3.    neither the Company nor the Attorney-in-Fact assumes any liability for the undersigned's responsibility to comply with the requirements of Section 16 of the Exchange Act, any liability of the undersigned for any failure to comply with such requirements, or any liability of the undersigned for disgorgement of profits under Section 16(b) of the Exchange Act; and

4.    this Limited Power of Attorney does not relieve the undersigned from responsibility for compliance with the undersigned's obligations under Section 16 of the Exchange Act, including, without, limitation, the reporting requirements under Section 16(a) of the Exchange Act.
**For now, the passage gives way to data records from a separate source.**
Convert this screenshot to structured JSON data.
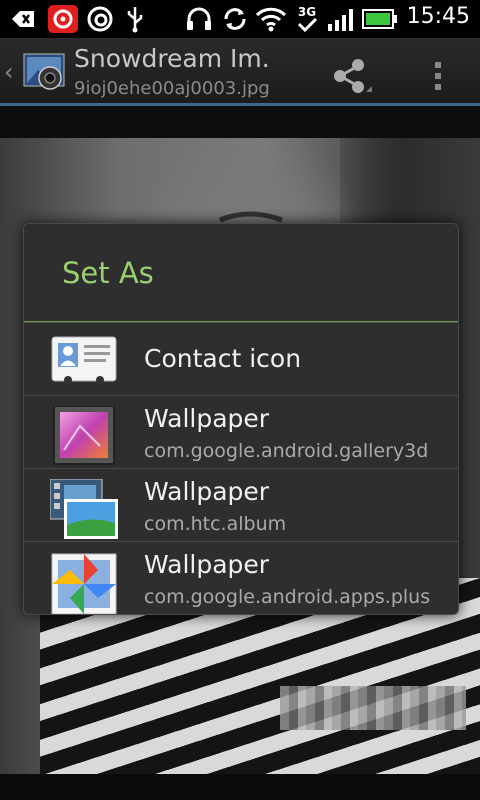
{
  "status_bar": {
    "time": "15:45",
    "network_type": "3G",
    "icons": [
      "back-notification-icon",
      "netease-music-icon",
      "beats-icon",
      "usb-icon",
      "headphones-icon",
      "sync-icon",
      "wifi-icon",
      "signal-icon",
      "battery-icon"
    ],
    "battery_color": "#3ec63e"
  },
  "action_bar": {
    "title": "Snowdream Im.",
    "subtitle": "9ioj0ehe00aj0003.jpg",
    "accent_color": "#3a6a8a"
  },
  "dialog": {
    "title": "Set As",
    "title_color": "#9bcf70",
    "options": [
      {
        "label": "Contact icon",
        "package": "",
        "icon": "contact-card-icon"
      },
      {
        "label": "Wallpaper",
        "package": "com.google.android.gallery3d",
        "icon": "gallery-frame-icon"
      },
      {
        "label": "Wallpaper",
        "package": "com.htc.album",
        "icon": "htc-album-icon"
      },
      {
        "label": "Wallpaper",
        "package": "com.google.android.apps.plus",
        "icon": "google-photos-pinwheel-icon"
      }
    ]
  }
}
The undersigned hereby grants to the Attorney-in-Fact full power and authority to do and perform each and every act and thing requisite, necessary or convenient to be done in connection with the foregoing, as fully, to all intents and purposes, as the undersigned might or could do in person, hereby ratifying and confirming all that the Attorney-in-Fact, or his or her substitute or substitutes, shall lawfully do or cause to be done by authority of this Limited Power of Attorney.  This Limited Power of Attorney shall remain in full force and effect until the undersigned is no longer required to file Forms 3, 4 or 5 with respect to the undersigned's holdings of and transactions in equity securities of the Company, unless earlier revoked by the undersigned in a signed writing delivered to the Attorney-in-Fact.  This Limited Power of Attorney shall be governed and construed in accordance the laws of the State of Texas without regard to the laws that might otherwise govern under applicable principles of conflicts of laws thereof.

IN WITNESS WHEREOF, the undersigned has caused this Limited Power of Attorney for Section 16(a) Reporting to be executed as of March 18, 2020.